His best friend here was my next door neighbor who is a refugee from the Sandinistas in El Salvador.  He had great respect for what Jorge had been through and what he’s made of himself here through hard work and help from family, and they talked a lot about that. He made sure to tell me that Jorge would take care of me if I ever needed help. He was right. Jorge and I have had many conversations about Bob in the last couple of months. It’s nice to have that. He’s also helping me with a couple of things that Bob left behind to finish. It’s also nice to have that.

Bob also left me in your care. He loved his friends from Saigon, and asked specifically that I keep this site going. I’ve heard from a few of you and I truly appreciate the kindness that you have shown.  I hope I have given you a glimpse of this very private man, without violating too much of his privacy.  His favorite thing to do was talk story- A tradition that he learned while living in Hawaii after High school, and again later in the late 70’s/early 80’s. It’s hard to summarize a life that I’ve heard in 1000 stories into a few short paragraphs, but here it is.

Enough grief. Bob would want us to celebrate his life, with some loud music and ba muoi ba.

Rock onnnnn Bob, wherever you are.

Now back to being a site about all of you, Saigon Kids.

Peace.

Mel

 

 

 

3 comments to A bit about Bob, and a few other things.
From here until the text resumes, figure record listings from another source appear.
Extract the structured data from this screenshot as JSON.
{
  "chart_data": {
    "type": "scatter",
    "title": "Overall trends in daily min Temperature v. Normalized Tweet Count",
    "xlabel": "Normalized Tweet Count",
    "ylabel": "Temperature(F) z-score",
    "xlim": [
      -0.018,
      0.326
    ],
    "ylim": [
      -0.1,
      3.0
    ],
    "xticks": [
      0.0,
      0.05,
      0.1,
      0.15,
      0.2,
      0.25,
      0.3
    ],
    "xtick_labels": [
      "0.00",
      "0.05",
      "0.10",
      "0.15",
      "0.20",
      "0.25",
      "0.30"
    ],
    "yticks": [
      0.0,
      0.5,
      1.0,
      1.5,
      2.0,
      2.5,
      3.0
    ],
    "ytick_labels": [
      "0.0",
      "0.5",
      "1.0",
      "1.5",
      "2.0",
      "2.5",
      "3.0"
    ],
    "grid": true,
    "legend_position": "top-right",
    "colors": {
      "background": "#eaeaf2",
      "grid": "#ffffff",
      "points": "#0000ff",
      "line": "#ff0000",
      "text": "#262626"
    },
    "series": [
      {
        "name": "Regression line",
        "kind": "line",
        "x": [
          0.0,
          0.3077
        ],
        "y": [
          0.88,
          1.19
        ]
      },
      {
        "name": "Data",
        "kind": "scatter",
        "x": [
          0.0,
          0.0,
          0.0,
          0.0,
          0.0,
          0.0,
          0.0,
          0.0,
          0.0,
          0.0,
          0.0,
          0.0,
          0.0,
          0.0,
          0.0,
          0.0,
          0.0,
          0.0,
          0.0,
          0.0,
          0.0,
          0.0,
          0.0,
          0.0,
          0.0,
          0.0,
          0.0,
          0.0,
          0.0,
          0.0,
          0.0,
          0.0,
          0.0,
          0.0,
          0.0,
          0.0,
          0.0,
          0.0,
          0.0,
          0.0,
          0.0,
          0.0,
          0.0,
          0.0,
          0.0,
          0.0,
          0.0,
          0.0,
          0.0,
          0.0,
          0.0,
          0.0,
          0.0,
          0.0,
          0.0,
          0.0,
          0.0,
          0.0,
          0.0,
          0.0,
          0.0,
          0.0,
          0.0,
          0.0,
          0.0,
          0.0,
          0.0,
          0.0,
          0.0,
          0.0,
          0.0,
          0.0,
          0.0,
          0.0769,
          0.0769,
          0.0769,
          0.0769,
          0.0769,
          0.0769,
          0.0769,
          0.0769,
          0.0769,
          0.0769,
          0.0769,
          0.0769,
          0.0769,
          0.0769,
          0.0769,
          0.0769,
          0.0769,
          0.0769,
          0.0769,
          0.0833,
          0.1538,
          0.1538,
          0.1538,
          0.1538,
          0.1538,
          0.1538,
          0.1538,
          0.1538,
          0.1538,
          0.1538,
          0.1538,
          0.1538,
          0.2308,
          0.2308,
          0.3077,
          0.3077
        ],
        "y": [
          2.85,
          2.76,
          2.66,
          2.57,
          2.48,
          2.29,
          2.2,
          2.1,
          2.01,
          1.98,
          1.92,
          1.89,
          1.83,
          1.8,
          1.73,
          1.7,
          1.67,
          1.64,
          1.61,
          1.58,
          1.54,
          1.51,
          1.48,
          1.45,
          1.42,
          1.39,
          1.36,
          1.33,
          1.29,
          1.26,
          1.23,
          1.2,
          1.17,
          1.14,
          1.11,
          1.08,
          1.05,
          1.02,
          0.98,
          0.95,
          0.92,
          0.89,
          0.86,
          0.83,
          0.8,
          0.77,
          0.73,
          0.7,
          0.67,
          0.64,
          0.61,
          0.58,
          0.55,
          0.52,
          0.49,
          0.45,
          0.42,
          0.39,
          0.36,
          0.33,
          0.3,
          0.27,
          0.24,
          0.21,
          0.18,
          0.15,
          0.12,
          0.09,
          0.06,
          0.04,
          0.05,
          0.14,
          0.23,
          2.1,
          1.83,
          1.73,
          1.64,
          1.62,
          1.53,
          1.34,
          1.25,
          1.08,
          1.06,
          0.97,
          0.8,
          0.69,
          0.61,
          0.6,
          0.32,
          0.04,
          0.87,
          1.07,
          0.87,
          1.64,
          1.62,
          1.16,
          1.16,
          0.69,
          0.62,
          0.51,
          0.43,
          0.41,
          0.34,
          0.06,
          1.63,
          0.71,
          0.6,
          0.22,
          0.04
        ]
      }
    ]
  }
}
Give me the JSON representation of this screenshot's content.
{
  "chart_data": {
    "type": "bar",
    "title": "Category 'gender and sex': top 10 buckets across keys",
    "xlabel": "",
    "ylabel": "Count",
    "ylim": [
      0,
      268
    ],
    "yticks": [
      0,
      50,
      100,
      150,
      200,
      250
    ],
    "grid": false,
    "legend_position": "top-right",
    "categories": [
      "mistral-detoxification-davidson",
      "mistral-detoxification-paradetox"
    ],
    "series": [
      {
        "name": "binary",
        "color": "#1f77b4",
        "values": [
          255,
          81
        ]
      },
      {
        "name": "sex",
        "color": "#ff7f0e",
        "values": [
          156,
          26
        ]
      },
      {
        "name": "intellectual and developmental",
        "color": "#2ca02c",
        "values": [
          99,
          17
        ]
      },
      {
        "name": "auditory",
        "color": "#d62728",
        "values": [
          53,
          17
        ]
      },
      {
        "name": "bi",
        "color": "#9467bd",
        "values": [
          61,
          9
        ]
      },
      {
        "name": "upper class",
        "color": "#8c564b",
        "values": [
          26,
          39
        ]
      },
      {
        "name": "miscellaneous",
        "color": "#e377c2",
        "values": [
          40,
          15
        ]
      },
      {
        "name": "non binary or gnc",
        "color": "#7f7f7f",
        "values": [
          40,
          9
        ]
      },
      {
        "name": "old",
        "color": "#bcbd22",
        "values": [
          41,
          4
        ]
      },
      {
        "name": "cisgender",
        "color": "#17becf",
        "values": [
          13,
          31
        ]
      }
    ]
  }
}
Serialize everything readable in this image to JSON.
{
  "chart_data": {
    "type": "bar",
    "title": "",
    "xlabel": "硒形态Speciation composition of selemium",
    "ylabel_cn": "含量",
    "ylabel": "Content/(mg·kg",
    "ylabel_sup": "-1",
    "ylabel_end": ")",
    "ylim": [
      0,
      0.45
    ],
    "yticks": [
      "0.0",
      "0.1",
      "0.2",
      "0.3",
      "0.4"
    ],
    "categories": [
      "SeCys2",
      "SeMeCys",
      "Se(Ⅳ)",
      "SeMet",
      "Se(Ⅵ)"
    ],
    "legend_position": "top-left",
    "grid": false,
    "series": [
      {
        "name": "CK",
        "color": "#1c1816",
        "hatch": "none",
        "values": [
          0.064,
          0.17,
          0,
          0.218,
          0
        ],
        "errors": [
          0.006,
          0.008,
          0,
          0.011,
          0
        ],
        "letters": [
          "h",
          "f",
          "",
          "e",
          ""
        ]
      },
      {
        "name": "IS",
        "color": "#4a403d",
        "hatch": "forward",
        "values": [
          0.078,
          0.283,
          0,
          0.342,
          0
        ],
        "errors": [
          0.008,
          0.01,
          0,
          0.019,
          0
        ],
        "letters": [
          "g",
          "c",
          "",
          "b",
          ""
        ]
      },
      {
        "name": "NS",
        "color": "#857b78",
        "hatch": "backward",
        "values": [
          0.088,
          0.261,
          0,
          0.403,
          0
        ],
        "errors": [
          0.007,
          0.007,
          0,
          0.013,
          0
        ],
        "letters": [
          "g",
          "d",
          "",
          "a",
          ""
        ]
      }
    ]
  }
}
  • Damn this pandemic! Being of the senior age, my wife and I have been in quarantine these many months. But about a year ago I began looking forward to marking the 60th anniversary of my arrival in Saigon. I recall the oven blast that hit my face as I deplaned at Tan Son Nguyen.

    We’ve got two Vietnamese restaurants near to our house. The anniversary of my arrival in Saigon was on July 13. Today is August 14. I completely forgot to go eat a bowl of pho. Damn you pandemic!

  • Melanie

    Happy Anniversary Bruce! This pandemic is messing with everyone. I have a Pho restaurant near me here but I haven’t tried it yet. Bob made his own version for our dinner on many evenings and it was delicious. I don’t want to spoil those memories. You can still celebrate a day late. Go have some Pho 🙂
    Peace,
    Mel

  • Gene Taylor

    Is this site still in use? Don’t see anything new.